Stale NFSv3 locks
If an Oracle database server crashes, it might have problems with stale NFS locks upon restart. This problem is avoidable by paying careful attention to the configuration of name resolution on the server.
This problem arises because creating a lock and clearing a lock use two slightly different methods of name resolution. Two processes are involved, the Network Lock Manager (NLM) and the NFS client. The NLM uses uname n
to determine the host name, while the rpc.statd
process uses gethostbyname()
. These host names must match for the OS to properly clear stale locks. For example, the host might be looking for locks owned by dbserver5
, but the locks were registered by the host as dbserver5.mydomain.org
. If gethostbyname()
does not return the same value as uname –a
, then the lock release process did not succeed.

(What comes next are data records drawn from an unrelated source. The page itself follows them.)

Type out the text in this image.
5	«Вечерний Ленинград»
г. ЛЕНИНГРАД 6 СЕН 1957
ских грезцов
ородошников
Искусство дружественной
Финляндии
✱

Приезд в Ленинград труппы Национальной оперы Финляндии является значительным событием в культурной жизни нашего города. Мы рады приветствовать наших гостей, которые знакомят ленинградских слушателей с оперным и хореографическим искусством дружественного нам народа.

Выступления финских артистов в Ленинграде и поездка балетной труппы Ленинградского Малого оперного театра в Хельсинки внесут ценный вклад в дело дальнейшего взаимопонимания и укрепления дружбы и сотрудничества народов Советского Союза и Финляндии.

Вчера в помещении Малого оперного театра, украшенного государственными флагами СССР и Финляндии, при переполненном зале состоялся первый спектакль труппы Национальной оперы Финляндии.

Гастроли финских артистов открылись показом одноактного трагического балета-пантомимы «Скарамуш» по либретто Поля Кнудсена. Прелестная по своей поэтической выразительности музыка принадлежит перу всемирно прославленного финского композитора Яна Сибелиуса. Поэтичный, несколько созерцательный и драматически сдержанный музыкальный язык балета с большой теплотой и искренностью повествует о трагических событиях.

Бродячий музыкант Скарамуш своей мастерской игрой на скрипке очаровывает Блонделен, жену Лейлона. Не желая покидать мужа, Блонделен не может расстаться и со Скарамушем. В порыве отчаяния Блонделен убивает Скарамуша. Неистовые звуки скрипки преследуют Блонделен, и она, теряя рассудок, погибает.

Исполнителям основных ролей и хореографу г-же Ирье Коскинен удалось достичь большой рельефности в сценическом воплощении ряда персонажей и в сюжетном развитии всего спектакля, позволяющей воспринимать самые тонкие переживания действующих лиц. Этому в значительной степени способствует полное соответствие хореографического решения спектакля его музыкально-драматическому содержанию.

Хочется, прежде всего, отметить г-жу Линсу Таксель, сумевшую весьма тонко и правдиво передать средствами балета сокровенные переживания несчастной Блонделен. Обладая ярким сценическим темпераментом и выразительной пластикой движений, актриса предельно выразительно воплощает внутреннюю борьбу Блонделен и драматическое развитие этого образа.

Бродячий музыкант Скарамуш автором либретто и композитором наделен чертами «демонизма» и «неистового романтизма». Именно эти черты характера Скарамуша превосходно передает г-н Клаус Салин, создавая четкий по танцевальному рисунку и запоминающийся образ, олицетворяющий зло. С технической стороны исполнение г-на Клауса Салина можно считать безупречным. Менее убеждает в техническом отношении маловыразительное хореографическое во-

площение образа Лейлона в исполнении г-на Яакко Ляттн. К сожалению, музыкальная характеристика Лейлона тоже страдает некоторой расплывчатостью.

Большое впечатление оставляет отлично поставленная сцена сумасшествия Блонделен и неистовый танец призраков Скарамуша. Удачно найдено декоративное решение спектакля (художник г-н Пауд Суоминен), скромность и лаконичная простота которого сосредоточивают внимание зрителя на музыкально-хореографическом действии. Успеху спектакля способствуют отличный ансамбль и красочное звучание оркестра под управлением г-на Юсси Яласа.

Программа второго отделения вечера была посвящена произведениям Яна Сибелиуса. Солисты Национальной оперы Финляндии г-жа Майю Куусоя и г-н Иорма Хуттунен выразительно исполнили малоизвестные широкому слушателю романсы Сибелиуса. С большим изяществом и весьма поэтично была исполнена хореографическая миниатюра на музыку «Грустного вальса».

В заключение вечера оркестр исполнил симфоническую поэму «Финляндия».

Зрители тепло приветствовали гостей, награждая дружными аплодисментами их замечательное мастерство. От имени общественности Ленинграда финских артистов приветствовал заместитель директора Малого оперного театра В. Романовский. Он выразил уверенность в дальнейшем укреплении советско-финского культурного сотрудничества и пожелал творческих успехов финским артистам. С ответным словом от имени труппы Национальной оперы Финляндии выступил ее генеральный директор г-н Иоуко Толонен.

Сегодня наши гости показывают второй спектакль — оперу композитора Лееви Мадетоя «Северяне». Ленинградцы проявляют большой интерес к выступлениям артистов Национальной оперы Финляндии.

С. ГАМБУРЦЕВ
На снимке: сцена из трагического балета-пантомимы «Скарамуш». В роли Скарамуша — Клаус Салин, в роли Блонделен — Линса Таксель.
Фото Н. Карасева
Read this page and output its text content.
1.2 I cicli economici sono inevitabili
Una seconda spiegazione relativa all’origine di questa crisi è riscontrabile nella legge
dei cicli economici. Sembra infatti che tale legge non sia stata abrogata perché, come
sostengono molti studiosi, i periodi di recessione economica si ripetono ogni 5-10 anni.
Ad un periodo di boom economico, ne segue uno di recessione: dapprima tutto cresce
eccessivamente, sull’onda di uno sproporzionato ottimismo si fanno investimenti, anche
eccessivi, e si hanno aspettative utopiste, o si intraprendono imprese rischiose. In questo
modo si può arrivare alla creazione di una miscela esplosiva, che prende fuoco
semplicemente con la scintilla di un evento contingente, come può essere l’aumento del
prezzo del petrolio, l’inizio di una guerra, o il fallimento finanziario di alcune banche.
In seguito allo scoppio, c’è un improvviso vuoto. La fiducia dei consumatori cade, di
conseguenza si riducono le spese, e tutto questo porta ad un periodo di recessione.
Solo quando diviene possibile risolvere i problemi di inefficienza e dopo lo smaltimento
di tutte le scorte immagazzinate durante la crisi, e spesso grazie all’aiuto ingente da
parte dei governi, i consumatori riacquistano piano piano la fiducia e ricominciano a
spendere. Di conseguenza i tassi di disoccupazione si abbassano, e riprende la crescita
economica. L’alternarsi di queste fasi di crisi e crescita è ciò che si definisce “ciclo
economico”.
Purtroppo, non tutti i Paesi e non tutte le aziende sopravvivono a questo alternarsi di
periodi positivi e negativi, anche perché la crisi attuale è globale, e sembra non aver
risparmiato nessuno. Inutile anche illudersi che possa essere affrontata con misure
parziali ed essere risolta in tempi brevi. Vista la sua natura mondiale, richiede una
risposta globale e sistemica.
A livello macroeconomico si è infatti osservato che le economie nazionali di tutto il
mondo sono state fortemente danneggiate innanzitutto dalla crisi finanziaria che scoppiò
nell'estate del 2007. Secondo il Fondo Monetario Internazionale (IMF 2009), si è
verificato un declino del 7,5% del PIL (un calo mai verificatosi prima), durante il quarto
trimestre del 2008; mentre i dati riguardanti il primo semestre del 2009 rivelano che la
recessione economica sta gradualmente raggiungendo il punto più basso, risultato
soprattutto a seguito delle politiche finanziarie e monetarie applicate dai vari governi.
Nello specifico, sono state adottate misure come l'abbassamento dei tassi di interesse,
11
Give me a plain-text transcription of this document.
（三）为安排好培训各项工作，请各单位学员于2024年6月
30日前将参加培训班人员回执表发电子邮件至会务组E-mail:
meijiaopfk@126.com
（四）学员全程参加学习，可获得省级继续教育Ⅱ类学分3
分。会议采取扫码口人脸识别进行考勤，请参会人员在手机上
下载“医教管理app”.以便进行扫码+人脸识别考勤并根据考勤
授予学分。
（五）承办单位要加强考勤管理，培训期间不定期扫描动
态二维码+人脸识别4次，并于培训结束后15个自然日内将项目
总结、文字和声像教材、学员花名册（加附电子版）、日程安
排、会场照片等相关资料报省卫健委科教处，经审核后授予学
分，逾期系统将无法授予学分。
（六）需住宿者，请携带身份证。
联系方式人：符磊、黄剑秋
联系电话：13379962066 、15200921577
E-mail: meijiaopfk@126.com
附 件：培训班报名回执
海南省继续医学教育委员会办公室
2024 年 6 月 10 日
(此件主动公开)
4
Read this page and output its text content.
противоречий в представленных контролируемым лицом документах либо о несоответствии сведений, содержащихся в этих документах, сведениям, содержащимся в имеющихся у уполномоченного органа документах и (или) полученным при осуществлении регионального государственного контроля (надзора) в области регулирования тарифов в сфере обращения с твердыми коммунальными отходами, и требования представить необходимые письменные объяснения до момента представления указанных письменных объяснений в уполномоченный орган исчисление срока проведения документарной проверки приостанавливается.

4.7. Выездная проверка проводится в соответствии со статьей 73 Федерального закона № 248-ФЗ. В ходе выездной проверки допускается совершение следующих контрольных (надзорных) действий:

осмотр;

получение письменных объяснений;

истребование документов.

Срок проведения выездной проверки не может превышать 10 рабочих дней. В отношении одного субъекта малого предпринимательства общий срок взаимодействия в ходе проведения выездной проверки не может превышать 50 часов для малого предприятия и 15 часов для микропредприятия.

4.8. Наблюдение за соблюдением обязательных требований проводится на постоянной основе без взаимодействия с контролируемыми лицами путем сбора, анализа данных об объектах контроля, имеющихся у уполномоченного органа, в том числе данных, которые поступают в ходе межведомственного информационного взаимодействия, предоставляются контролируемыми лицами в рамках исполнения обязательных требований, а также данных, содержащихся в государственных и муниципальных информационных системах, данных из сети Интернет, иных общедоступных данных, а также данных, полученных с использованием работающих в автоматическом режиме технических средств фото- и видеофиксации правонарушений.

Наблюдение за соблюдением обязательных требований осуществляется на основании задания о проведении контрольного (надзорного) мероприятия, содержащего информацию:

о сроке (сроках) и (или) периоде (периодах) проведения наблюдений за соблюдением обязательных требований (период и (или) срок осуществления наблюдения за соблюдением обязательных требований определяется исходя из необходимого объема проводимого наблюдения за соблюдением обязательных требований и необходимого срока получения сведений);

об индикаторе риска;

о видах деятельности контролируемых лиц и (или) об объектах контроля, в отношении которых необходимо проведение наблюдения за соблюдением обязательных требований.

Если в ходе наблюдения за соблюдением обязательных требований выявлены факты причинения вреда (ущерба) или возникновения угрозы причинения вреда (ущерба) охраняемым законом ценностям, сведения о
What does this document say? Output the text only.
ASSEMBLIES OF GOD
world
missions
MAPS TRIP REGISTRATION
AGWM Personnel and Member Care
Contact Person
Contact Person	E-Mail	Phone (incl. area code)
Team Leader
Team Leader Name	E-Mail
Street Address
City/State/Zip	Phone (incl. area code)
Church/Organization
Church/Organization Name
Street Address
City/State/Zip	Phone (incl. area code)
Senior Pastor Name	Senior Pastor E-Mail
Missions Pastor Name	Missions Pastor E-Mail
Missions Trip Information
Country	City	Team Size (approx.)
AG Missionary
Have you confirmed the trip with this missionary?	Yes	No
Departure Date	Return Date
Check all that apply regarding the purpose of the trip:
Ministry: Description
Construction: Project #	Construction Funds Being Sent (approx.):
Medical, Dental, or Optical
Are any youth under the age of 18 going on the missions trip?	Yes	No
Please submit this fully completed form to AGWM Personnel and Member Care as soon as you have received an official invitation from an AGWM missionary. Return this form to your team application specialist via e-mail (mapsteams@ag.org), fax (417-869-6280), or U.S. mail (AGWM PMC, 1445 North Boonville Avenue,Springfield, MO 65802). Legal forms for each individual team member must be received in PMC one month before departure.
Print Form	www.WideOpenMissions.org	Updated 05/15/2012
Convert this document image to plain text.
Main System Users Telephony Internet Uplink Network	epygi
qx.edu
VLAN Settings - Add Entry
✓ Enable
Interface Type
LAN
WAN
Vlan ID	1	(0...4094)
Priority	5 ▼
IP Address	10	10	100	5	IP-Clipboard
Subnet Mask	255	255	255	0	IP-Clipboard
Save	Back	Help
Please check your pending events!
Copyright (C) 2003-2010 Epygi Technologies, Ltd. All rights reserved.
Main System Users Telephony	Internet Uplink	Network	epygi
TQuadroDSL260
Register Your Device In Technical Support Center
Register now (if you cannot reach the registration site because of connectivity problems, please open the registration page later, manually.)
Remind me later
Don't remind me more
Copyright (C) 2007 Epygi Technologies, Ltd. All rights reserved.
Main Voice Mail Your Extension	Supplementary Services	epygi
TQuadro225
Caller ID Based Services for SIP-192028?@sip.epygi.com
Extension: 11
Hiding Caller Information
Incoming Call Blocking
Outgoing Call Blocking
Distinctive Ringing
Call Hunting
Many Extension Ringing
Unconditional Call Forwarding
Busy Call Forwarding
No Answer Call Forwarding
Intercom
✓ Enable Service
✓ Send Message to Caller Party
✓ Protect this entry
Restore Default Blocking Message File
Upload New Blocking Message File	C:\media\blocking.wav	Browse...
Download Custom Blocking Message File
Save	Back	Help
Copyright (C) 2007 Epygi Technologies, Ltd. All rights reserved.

The following sample script verifies whether name resolution is fully consistent:
#! /usr/bin/perl $uname=`uname -n`; chomp($uname); ($name, $aliases, $addrtype, $length, @addrs) = gethostbyname $uname; print "uname -n yields: $uname\n"; print "gethostbyname yields: $name\n";
If gethostbyname
does not match uname
, stale locks are likely. For example, this result reveals a potential problem:
uname -n yields: dbserver5 gethostbyname yields: dbserver5.mydomain.org
The solution is usually found by changing the order in which hosts appear in /etc/hosts
. For example, assume that the hosts file includes this entry:
10.156.110.201 dbserver5.mydomain.org dbserver5 loghost
To resolve this issue, change the order in which the fully qualified domain name and the short host name appear:
10.156.110.201 dbserver5 dbserver5.mydomain.org loghost
gethostbyname()
now returns the short dbserver5
host name, which matches the output of uname
. Locks are thus cleared automatically after a server crash.